Todd Kenreck: Mordenkainen's Tome of Foes has a lot of monsters, but amongst the most horrific is the Cadaver Collector.
Jeremy Crawford: The Cadaver Collector has appeared in several editions of D&D, now returning in Mordenkainen's Tome of Foes. It is this lumbering creature, the construct, with spikes on it, upon which are the corpses impaled of various warriors.
Now Cadaver Collectors, as we describe them in Mordenkainen's, are originally from the Outer Plane of Acheron. Acheron is this realm of endless war. It's associated particularly with orc and goblinoid deities, as well as many others, where it is often described, there are these giant cubes, like moon-sized cubes, with warring factions on them, and these cubes are slamming together. Upon those war-torn cubes, these large constructs, the Cadaver Collectors, wander around taking the dead and impaling them on the spikes on their backs. Then they are able to summon forth the specters of those fallen warriors.
Now, what happens then, is different necromancers and other spellcasters then sometimes draw these Cadaver Collectors from Acheron into the Material Plane, where then they wander and are even more horrific, since they are so out of place. Often, especially if the summoner is slain and the path back to Acheron is lost, these Cadaver Collectors might wander for centuries, looking for a way back to their war-torn plane, all the while, collecting, as their name implies, more and more cadavers to place upon their back ... Essentially, to give themselves almost this cloak of corpses upon their mighty backs.
Todd Kenreck: So you're basically saying that Mordenkainen's Tome of Foes is this nightmare fuel.
Jeremy Crawford: Yes.

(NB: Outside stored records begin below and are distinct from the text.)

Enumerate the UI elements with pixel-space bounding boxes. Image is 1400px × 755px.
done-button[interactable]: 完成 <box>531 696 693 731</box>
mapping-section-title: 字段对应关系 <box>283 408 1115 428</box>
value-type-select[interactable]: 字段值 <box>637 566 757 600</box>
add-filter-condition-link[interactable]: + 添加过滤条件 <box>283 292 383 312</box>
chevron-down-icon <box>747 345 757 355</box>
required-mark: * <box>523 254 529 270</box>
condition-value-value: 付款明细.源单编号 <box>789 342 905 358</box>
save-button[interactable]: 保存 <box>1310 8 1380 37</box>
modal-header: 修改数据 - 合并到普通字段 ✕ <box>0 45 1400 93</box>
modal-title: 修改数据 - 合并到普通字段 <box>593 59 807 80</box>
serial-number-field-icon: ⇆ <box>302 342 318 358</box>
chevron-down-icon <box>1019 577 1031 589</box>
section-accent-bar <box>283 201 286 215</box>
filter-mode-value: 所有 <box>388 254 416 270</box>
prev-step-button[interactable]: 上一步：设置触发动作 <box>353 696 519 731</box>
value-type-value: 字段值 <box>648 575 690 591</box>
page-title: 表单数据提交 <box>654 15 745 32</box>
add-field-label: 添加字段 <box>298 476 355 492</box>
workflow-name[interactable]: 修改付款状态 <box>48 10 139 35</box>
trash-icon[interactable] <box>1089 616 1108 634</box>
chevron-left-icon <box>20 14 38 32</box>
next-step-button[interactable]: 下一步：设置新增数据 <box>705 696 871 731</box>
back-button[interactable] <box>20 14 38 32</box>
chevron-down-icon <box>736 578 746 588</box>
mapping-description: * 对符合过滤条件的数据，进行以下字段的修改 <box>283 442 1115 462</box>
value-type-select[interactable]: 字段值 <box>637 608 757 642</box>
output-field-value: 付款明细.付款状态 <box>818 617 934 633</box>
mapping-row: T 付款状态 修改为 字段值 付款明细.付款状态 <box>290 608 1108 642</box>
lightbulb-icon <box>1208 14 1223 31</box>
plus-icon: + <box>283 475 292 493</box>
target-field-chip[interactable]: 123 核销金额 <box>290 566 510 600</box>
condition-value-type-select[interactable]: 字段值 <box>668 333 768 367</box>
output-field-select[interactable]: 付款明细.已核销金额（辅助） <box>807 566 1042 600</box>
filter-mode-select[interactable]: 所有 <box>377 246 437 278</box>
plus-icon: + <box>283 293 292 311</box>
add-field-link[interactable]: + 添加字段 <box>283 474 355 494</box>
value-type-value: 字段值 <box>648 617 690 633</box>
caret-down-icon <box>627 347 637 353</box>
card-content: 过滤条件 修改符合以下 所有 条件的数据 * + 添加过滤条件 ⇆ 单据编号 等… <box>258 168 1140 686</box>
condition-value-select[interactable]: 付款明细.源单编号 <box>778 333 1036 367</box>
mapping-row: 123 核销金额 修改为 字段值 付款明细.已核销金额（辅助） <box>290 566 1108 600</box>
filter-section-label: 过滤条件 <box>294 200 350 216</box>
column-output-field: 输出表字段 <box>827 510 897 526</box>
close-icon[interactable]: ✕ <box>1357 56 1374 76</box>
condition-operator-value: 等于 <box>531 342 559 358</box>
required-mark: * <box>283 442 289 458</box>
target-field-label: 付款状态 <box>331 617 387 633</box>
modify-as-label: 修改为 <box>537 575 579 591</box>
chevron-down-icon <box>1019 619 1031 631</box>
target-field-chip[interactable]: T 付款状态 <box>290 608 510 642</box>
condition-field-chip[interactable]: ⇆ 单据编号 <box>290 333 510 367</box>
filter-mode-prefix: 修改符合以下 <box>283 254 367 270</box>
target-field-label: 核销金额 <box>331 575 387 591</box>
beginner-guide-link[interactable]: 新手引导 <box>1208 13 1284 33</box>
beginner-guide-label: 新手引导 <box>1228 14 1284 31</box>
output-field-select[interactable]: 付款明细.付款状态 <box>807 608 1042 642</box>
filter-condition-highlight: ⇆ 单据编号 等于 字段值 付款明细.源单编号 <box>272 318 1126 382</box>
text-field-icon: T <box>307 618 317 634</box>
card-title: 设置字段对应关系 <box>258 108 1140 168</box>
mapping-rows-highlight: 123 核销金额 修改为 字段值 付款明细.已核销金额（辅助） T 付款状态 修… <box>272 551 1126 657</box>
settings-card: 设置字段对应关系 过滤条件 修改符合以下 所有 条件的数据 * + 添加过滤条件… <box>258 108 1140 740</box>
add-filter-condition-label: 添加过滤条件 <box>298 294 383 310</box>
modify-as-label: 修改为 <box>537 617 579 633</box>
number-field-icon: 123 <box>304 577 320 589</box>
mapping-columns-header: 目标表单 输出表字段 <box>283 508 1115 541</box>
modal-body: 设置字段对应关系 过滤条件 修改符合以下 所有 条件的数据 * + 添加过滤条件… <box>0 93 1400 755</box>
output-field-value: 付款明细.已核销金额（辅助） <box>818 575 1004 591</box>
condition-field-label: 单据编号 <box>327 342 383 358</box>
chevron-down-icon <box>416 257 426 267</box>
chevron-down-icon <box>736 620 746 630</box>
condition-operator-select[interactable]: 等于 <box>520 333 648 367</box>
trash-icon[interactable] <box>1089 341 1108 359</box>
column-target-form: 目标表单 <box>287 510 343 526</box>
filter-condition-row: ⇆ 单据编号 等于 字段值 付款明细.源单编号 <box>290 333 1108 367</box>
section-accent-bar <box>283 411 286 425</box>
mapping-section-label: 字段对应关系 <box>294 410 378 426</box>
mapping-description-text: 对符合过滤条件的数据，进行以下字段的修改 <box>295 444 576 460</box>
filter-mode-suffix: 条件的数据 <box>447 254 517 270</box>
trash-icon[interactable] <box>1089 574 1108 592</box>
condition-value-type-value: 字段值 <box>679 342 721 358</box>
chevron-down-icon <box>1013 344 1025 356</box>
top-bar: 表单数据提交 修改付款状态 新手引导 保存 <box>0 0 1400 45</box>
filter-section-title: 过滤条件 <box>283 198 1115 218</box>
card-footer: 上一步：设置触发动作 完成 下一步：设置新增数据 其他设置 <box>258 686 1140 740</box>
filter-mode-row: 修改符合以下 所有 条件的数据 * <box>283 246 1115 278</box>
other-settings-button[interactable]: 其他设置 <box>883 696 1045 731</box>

Yes. Cadaver Collectors are just one of the many nightmares in this book. Many, many nightmares for the heroes of Dungeons & Dragons to face and hopefully to drive away from the world.
Of course, everything in the Outer Planes is larger than life, because the Outer Planes are, even more so than in the other fantasy realms of D&D, a place of metaphor given flesh. That's why you go to the Outer Planes to see goodness itself manifest, war itself manifest, generosity in the flesh, evil in its darkest forms, right there in front of you, and you can touch it. That is what it's like, so Acheron is just war and really, in many ways, senseless war, going on forever and ever and ever.
<3
As dark as this monster is, I feel kind of sorry for this creature because on the material plane, it was taken from its home, by collecting bodies it is just doing what it is supposed to do, and all the while, its main goal is just to go back home. The oblex from the earlier article, alternatively, is just scary.
So... this thing collects corpses on the outer planes and summons the souls of said corpses in specter form. The outer planes are made up of spirits already - they ARE they souls of people who died. The orc/goblin conflict, for instance, is made up of all the usual goblinoid souls and orc souls that died on the material and go to serve their god in endless war.
How do you summon the soul of a soul? I get that Outsiders leave corpses when they die on their native plane. I remember it happening on Yggdrasil, for instance, another eternal-war plane. And I get that it could just be an echo or whatever, rather than a real soul, but its just something that bothers me. You effectively have the ghost of a ghost. Just.. gah!
I love this, but I was really hoping it would be more like the 3.5 Corpse Gatherer - an humongous shambling undead graveyard.
Can you say screwed if your DM ever decides to put you up against this or you fail a save. I would not be able to do this to any of my players unless absolutely necessary or perhaps if they had deserve it in any way.
Why is it that while Mordenkainen says that overly powerful celestials are as bad as overly powerful fiends, why are 70% of the monsters in his book either devils or demons?
Sounds like a fun encounter to fight against a necromancer, I just imagine a war of the undead.
First the Oblex and now this thing. This sounds like a really cool collection of enemies!
I really do love this creature
I can just imagine gigantic waves of zombies, skeletons, revenants and the like clashing in an all-out war.